Winnie riss sich aus ihren Gedanken. "Weißt du, welcher Duft das ist?"
Wendy lächelte und schüttelte den Kopf. "Nein, aber ich habe ihn schon mal bei Herrn Marlowe gerochen."
"Herr Marlowe?"
"Ja", erklärte Wendy. "Wir nennen ihn normalerweise einfach Herrn Marlowe, aber eigentlich reden wir über Vans Vater."
"Du kennst ihn ziemlich gut", bemerkte Winnie.
Wendys Ausdruck veränderte sich leicht, aber sie bestritt es schnell. "Nein, ich habe nur davon gehört."
Da sie den Duft des Parfüms identifizieren konnte, schien ihre Verbindung nicht trivial zu sein. Winnie vermutete, dass Wendy etwas verheimlichte, aber hakte nicht nach. Stattdessen fragte sie: "Wie viel bezahlt Edison dich jeden Monat?"
Wendy nannte eine Zahl – es war keine hohe, nur ein typisches Gehalt für eine Büroangestellte. Winnie nickte, gerade als der Fotograf sein Essen beendete, und das Gespräch endete dort.
Die Beziehung zwischen Prominenten und Luxusmarken ist immer eine von Angebot und Nachfrage, insbesondere für Haute-Couture-Häuser, die sich ausschließlich auf High-End-Mode konzentrieren. Offizielle Ankündigungsfotos benötigen nur vier Aufnahmen, aber für die Auswahl müssen mindestens ein Dutzend oder mehr gemacht werden. Winnie ging vom Gästezimmer in den Flur und dann nach unten. Das Restaurant war bereits so eingerichtet, dass es diese entspannte Atmosphäre schuf, als ob du vor dem Ausgehen eine Mahlzeit einnehmen würdest.
Als sie am Fenster vorbeiging, war das Glas mit Tau bedeckt. Winnie hatte einen Gedanken und wandte sich an den Fotografen. "Wie wäre es, wenn wir ein paar Aufnahmen im Innenhof machen?"
"Aber draußen nieselt es", zögerte der Fotograf.
Winnie hatte jedoch bereits die weiße Glastür zum bepflanzten Innenhof aufgestoßen. "Versuchen wir es mal."
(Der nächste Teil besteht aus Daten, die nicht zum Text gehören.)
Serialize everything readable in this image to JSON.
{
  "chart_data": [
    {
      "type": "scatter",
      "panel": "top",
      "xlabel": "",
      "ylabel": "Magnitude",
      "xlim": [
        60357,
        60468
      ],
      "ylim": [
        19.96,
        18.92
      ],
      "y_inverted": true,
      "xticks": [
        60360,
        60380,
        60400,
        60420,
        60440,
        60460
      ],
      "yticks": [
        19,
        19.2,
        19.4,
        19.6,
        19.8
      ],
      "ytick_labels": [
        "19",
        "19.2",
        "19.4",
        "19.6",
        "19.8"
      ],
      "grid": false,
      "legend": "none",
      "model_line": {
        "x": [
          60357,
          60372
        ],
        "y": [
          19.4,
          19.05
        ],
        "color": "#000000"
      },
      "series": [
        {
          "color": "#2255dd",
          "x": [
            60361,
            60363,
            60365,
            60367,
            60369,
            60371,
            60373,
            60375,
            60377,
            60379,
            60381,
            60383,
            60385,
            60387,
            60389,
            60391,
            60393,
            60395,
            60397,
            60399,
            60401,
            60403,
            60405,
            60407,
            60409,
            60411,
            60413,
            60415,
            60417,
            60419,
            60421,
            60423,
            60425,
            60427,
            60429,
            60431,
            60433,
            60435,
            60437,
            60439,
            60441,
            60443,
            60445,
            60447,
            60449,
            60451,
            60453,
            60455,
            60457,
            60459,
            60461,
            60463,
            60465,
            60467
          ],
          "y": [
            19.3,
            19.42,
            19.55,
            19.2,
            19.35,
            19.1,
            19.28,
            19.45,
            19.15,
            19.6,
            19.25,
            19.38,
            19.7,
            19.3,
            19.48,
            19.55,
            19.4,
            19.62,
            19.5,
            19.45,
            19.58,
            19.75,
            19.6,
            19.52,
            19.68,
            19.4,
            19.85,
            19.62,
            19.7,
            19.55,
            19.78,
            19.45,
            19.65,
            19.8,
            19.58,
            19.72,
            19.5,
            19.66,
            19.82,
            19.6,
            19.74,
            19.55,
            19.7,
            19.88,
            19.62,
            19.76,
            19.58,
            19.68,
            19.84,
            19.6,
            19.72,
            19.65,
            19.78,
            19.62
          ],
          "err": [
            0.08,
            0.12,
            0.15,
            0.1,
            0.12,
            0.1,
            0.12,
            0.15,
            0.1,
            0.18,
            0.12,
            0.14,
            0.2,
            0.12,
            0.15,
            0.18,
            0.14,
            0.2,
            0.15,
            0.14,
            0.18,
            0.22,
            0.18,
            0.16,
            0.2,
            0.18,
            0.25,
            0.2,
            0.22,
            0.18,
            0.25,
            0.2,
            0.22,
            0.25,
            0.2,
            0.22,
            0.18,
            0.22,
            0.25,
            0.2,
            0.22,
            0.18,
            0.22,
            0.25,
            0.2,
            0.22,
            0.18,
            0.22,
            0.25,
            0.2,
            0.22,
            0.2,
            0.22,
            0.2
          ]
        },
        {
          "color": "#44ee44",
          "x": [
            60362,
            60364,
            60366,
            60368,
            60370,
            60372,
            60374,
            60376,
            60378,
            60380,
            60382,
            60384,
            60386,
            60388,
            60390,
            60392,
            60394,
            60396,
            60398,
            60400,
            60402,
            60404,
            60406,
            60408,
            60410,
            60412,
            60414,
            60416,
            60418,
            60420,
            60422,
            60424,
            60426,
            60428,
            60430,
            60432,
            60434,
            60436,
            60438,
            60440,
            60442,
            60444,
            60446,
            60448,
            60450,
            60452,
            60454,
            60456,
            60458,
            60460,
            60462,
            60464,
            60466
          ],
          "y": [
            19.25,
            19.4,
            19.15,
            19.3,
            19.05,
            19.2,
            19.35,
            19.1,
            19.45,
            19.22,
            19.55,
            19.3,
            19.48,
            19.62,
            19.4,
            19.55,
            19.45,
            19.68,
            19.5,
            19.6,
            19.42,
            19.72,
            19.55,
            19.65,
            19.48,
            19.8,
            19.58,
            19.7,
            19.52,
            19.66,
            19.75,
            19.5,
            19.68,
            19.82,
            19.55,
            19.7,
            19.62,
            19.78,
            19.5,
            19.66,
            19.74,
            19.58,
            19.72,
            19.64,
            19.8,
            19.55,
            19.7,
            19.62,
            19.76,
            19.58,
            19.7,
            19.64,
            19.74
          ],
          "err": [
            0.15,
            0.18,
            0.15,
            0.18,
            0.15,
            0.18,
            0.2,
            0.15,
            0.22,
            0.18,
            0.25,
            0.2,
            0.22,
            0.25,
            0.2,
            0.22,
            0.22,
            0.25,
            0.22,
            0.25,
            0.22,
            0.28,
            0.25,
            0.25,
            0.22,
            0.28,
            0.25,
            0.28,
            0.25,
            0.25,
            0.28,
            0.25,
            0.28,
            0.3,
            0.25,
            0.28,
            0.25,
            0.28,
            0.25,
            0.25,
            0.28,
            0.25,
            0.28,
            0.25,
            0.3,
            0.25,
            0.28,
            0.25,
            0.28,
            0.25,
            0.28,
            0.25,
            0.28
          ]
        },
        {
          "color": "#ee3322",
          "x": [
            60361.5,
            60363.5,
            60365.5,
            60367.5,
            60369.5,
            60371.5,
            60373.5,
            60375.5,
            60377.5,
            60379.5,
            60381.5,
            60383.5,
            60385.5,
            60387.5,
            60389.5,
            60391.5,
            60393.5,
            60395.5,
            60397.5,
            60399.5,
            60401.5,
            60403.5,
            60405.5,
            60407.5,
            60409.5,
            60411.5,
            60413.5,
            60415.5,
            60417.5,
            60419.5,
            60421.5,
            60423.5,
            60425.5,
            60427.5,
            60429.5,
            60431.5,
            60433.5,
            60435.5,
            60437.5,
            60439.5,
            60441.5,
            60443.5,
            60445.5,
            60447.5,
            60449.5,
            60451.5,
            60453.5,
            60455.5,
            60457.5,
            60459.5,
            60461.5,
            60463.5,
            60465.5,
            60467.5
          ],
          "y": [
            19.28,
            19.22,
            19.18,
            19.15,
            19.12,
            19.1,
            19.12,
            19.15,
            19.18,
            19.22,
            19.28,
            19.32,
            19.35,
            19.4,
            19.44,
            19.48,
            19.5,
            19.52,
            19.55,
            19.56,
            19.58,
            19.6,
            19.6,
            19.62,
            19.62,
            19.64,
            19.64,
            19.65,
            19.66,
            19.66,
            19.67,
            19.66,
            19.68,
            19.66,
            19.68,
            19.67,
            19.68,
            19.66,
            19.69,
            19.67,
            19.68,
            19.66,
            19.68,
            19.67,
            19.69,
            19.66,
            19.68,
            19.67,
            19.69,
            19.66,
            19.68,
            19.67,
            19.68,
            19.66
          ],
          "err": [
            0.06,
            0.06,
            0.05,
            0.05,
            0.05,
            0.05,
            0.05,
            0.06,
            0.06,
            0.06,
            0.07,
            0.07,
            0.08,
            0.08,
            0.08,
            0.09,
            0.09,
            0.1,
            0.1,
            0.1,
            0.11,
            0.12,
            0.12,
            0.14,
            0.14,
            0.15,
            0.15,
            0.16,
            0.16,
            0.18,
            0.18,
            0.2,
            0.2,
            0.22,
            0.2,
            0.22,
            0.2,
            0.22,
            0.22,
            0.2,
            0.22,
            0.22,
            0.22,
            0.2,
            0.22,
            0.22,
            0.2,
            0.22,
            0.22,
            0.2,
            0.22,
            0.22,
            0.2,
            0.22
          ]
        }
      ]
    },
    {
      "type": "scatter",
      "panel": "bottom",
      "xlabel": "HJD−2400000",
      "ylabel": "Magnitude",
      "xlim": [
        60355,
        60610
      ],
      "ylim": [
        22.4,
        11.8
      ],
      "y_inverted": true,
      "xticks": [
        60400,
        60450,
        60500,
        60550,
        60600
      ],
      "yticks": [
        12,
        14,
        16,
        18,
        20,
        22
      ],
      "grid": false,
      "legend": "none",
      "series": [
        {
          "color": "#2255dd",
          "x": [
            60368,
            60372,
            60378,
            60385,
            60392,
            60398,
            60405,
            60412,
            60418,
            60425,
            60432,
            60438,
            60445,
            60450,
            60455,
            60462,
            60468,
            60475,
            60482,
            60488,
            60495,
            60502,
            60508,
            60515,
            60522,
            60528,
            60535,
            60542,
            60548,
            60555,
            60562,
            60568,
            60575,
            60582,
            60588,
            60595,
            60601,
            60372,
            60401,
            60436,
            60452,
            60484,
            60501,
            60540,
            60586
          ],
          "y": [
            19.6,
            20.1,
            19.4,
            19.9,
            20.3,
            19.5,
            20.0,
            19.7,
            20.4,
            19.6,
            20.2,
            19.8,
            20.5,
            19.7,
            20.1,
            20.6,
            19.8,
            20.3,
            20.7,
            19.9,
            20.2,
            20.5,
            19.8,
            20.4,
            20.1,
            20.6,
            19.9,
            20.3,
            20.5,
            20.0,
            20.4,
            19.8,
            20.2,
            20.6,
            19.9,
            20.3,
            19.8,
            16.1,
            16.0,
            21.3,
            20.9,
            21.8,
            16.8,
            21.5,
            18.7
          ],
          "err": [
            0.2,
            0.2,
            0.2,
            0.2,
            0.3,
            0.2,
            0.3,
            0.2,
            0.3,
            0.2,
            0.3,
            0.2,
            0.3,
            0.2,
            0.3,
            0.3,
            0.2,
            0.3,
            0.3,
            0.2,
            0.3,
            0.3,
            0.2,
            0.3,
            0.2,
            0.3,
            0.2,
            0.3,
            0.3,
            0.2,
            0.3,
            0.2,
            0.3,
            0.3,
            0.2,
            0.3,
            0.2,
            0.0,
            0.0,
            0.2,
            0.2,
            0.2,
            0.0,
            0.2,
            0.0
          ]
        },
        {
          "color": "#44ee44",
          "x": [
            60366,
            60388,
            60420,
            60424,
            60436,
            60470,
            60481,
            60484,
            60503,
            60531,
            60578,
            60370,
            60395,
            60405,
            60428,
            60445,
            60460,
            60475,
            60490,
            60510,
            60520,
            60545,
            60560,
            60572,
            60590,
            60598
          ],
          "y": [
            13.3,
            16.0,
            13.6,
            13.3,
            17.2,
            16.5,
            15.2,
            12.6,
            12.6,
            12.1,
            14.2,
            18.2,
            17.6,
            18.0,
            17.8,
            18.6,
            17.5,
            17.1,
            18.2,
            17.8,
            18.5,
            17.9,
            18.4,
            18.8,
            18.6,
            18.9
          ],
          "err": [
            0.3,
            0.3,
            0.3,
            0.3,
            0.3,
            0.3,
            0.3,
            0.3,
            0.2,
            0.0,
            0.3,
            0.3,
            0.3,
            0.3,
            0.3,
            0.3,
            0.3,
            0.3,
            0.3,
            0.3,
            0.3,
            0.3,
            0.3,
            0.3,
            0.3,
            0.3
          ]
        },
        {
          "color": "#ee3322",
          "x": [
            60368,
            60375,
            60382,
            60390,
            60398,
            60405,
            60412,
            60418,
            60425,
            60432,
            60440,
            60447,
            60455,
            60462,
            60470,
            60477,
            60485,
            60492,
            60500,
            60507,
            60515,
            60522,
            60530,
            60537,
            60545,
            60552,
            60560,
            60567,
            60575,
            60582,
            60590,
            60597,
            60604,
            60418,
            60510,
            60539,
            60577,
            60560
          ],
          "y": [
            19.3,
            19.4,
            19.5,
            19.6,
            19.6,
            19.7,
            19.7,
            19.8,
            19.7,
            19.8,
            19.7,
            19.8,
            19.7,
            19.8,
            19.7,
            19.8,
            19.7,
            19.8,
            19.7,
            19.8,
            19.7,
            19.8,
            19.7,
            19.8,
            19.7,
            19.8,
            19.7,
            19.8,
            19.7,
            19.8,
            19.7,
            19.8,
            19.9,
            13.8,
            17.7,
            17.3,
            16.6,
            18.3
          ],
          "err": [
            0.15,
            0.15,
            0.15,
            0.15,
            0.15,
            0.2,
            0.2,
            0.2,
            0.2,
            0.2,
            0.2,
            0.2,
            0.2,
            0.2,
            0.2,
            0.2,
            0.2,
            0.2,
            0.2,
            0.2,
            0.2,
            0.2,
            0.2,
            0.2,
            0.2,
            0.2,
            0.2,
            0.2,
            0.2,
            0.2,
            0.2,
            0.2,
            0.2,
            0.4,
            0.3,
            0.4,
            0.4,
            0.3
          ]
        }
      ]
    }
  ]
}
Ein frischer Sauerstoffstoß von den Pflanzen traf sie, und die unsichtbare Feuchtigkeit setzte sich auf ihre Haut. Die angenehme Temperatur ließ sie sich wohlfühlen. Als sie einatmete, blitzte das Gesicht dieses Mannes erneut in ihrem Geist auf. Sie erschrak und schüttelte schnell den Kopf, um ihn loszuwerden. Der Saum ihres Rocks wurde von ihrer Assistentin flatternd, wodurch kaskadierende Wellen entstanden, und sie blickte zurück und gab dem Fotografen einen wissenden Blick.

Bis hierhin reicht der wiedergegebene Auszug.